After wading through a lot of not really interesting output, the actual culprit for the failure can be found almost at the end of the output. The 7th line from the bottom, starting with Script returned string: … shows that the value which is supposed to be assigned to the environment variable DR_DRC_NAME contains a space and is probably not correctly quoted. The shell tries - in this example - to execute the command “1”, which of course cannot be found. So the correct command line should probably look something like this:

DR_FORCE="FALSE" DR_DRC_NAME="HEA 1" /usr/lib/dr/scripts/all/viosdr ...

I opened a PMR with IBM support and was given a modified drslot_chrp_slot binary, which has a temorary fix for this issue. The APAR IV36448 was opened to deal with this issue in future AIX and VIOS versions.

Although the DLPAR operation now works with the modified drslot_chrp_slot binary, the cfglog may still contain errors which look like this:

C4 4325452 15:04:29 drscript_main.c 544 Invoking script (/usr/lib/dr/scripts/all/viosdr) with command (postacquire)
C4 4325452 15:04:29 drscript_main.c 546 invoke_one_DR_script: entry->command:9, timeout:20, script idx:3, resource name: slot
C4 4325452 15:04:29 drscript_main.c 1673 set_env_vars: entry: cmd : postacquire
C4 4325452 15:04:29 drscript_main.c 1719 set_env_vars: exit: DR_FORCE=FALSE DR_DRC_NAME="HEA 1"
C4 4325452 15:04:29 drscript_main.c 577 Environment var list: DR_FORCE=FALSE DR_DRC_NAME="HEA 1"
C4 4325452 15:04:29 drscript_main.c 615 Parent: Waiting on the pipe for any info:out_line:0x20010398, pipeinp: 0xf06324e8
C4 4325452 15:04:29 drscript_main.c 782 Execing:(DR_FORCE=FALSE DR_DRC_NAME="HEA 1"  /usr/lib/dr/scripts/all/viosdr) with cmd:postacquire, resource_name: slot
C4 4325452 15:04:29 drscript_main.c 630 Script returned string: (Execing:(DR_FORCE=FALSE DR_DRC_NAME="HEA 1" /usr/lib/dr/scripts/all/viosdr) with cmd:postacquire, resource_name: slot )
C4 4325452 15:04:29 drscript_main.c 690 out of fgets while loop
C4 4325452 15:04:29 drscript_main.c 697 waiting for status
C4 4325452 15:04:29 drscript_main.c 710 child returned status: 1
C4 4325452 15:04:29 drscript_main.c 711 Script returned status: 1

The problem here is with the /usr/lib/dr/scripts/all/viosdr script. Another PMR with IBM support was opened and according to the developer:

Its (N.B.: viosdr) purpose is to identify virtual adapters that are added to the system with DLPAR and automatically run the correct cfgmgr method to configure them.
LHEA adapters are not currently supported by this method so it should have ignored them and just returned VIOSDR_SUCCESS (zero)“.

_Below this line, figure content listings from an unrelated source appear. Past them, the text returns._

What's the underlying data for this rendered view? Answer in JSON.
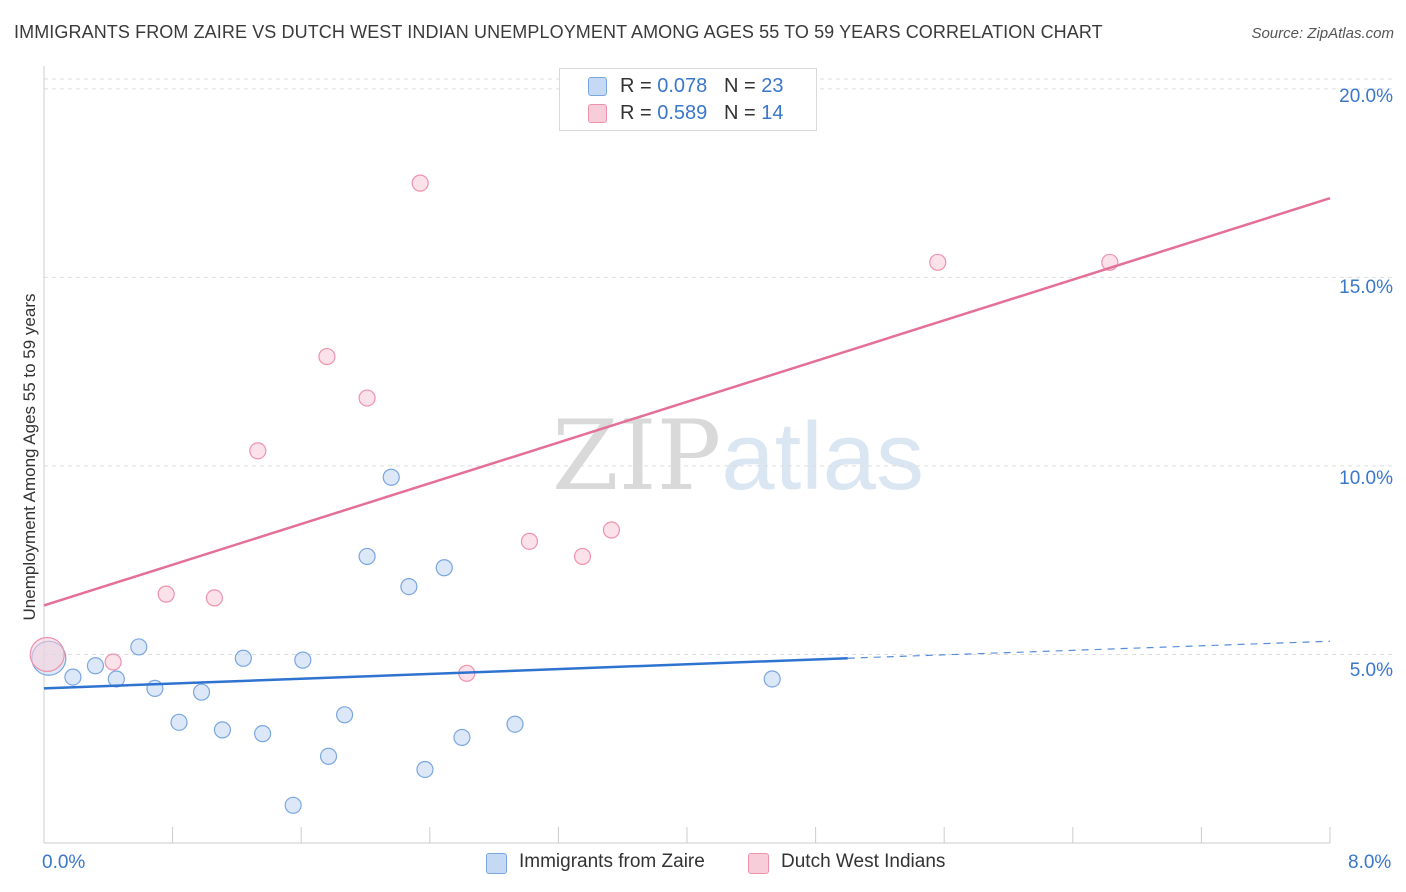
{
  "title": "IMMIGRANTS FROM ZAIRE VS DUTCH WEST INDIAN UNEMPLOYMENT AMONG AGES 55 TO 59 YEARS CORRELATION CHART",
  "source": "Source: ZipAtlas.com",
  "watermark": {
    "zip": "ZIP",
    "atlas": "atlas"
  },
  "legend": {
    "r_label": "R =",
    "n_label": "N =",
    "rows": [
      {
        "r": "0.078",
        "n": "23"
      },
      {
        "r": "0.589",
        "n": "14"
      }
    ]
  },
  "colors": {
    "zaire_fill": "#c5d9f4",
    "zaire_stroke": "#7aa7e0",
    "zaire_line": "#2f73d0",
    "dwi_fill": "#f8cdda",
    "dwi_stroke": "#ee92ac",
    "dwi_line": "#e46f98",
    "tick_text": "#3a77c9",
    "grid": "#dddddd"
  },
  "chart_data": {
    "type": "scatter",
    "title": "IMMIGRANTS FROM ZAIRE VS DUTCH WEST INDIAN UNEMPLOYMENT AMONG AGES 55 TO 59 YEARS CORRELATION CHART",
    "xlabel": "",
    "ylabel": "Unemployment Among Ages 55 to 59 years",
    "xlim": [
      0,
      8.0
    ],
    "ylim": [
      0,
      20.5
    ],
    "x_tick_labels": [
      "0.0%",
      "8.0%"
    ],
    "y_ticks": [
      5,
      10,
      15,
      20
    ],
    "y_tick_labels": [
      "5.0%",
      "10.0%",
      "15.0%",
      "20.0%"
    ],
    "series": [
      {
        "name": "Immigrants from Zaire",
        "points": [
          {
            "x": 0.03,
            "y": 4.9,
            "big": true
          },
          {
            "x": 0.18,
            "y": 4.4
          },
          {
            "x": 0.32,
            "y": 4.7
          },
          {
            "x": 0.45,
            "y": 4.35
          },
          {
            "x": 0.59,
            "y": 5.2
          },
          {
            "x": 0.69,
            "y": 4.1
          },
          {
            "x": 0.84,
            "y": 3.2
          },
          {
            "x": 0.98,
            "y": 4.0
          },
          {
            "x": 1.11,
            "y": 3.0
          },
          {
            "x": 1.24,
            "y": 4.9
          },
          {
            "x": 1.36,
            "y": 2.9
          },
          {
            "x": 1.55,
            "y": 1.0
          },
          {
            "x": 1.61,
            "y": 4.85
          },
          {
            "x": 1.77,
            "y": 2.3
          },
          {
            "x": 1.87,
            "y": 3.4
          },
          {
            "x": 2.01,
            "y": 7.6
          },
          {
            "x": 2.16,
            "y": 9.7
          },
          {
            "x": 2.27,
            "y": 6.8
          },
          {
            "x": 2.37,
            "y": 1.95
          },
          {
            "x": 2.49,
            "y": 7.3
          },
          {
            "x": 2.6,
            "y": 2.8
          },
          {
            "x": 2.93,
            "y": 3.15
          },
          {
            "x": 4.53,
            "y": 4.35
          }
        ],
        "trend": {
          "x0": 0,
          "y0": 4.1,
          "x1": 5.0,
          "y1": 4.9,
          "dashed_to_x": 8.0,
          "dashed_to_y": 5.35
        }
      },
      {
        "name": "Dutch West Indians",
        "points": [
          {
            "x": 0.02,
            "y": 5.0,
            "big": true
          },
          {
            "x": 0.43,
            "y": 4.8
          },
          {
            "x": 0.76,
            "y": 6.6
          },
          {
            "x": 1.06,
            "y": 6.5
          },
          {
            "x": 1.33,
            "y": 10.4
          },
          {
            "x": 1.76,
            "y": 12.9
          },
          {
            "x": 2.01,
            "y": 11.8
          },
          {
            "x": 2.34,
            "y": 17.5
          },
          {
            "x": 2.63,
            "y": 4.5
          },
          {
            "x": 3.02,
            "y": 8.0
          },
          {
            "x": 3.35,
            "y": 7.6
          },
          {
            "x": 3.53,
            "y": 8.3
          },
          {
            "x": 5.56,
            "y": 15.4
          },
          {
            "x": 6.63,
            "y": 15.4
          }
        ],
        "trend": {
          "x0": 0,
          "y0": 6.3,
          "x1": 8.0,
          "y1": 17.1
        }
      }
    ]
  },
  "bottom_legend": [
    "Immigrants from Zaire",
    "Dutch West Indians"
  ]
}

Unfortunately there is currently no fix available for this issue.


No. 1 @ 2013/04/01 12:54

Nice entry on VIOS upgrade surprises, along with detailed analysis and outlook!

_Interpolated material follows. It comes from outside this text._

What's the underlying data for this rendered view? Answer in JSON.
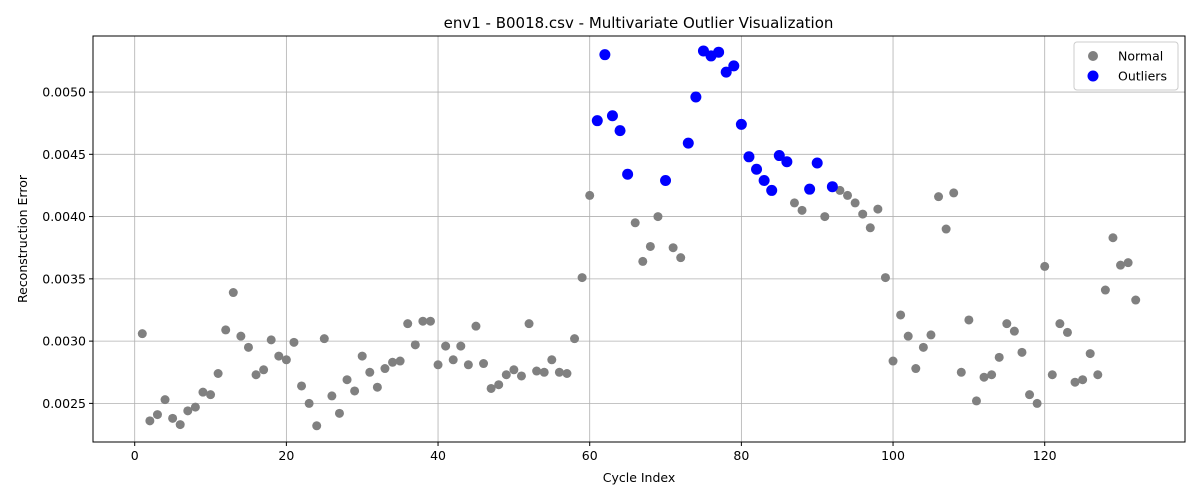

We recently upgraded to FP26 (v2.2.2.1) and found the lsmap command dying:

Command did not complete.                                               

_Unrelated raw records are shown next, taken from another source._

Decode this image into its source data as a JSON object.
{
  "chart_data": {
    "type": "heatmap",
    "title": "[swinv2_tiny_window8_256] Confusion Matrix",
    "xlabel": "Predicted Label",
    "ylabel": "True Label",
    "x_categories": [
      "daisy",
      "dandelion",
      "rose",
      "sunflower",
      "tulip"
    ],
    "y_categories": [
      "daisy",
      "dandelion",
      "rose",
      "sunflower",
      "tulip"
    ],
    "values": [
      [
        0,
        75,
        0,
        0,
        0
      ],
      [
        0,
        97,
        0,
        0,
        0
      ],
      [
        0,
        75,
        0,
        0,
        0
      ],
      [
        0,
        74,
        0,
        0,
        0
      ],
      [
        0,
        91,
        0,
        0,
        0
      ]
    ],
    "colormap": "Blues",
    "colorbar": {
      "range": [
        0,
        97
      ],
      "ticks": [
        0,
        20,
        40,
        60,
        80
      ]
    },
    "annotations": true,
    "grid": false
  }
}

“Determine if backing device is a PV or LV or optical.” was last subcommand run. Determining device type failed.

Seems this is IV36334 - LSMAP THROWS “COMMAND NOT COMPLETE ERROR” MSGS but no fix is available, and FP26-SP1 (v2.2.2.2) has the same problem. We were able to work around this for now by mounting a (dummy) media in the file-backed optical VTD. Or you could delete the virtual DVD device, if not needed for the client LPAR.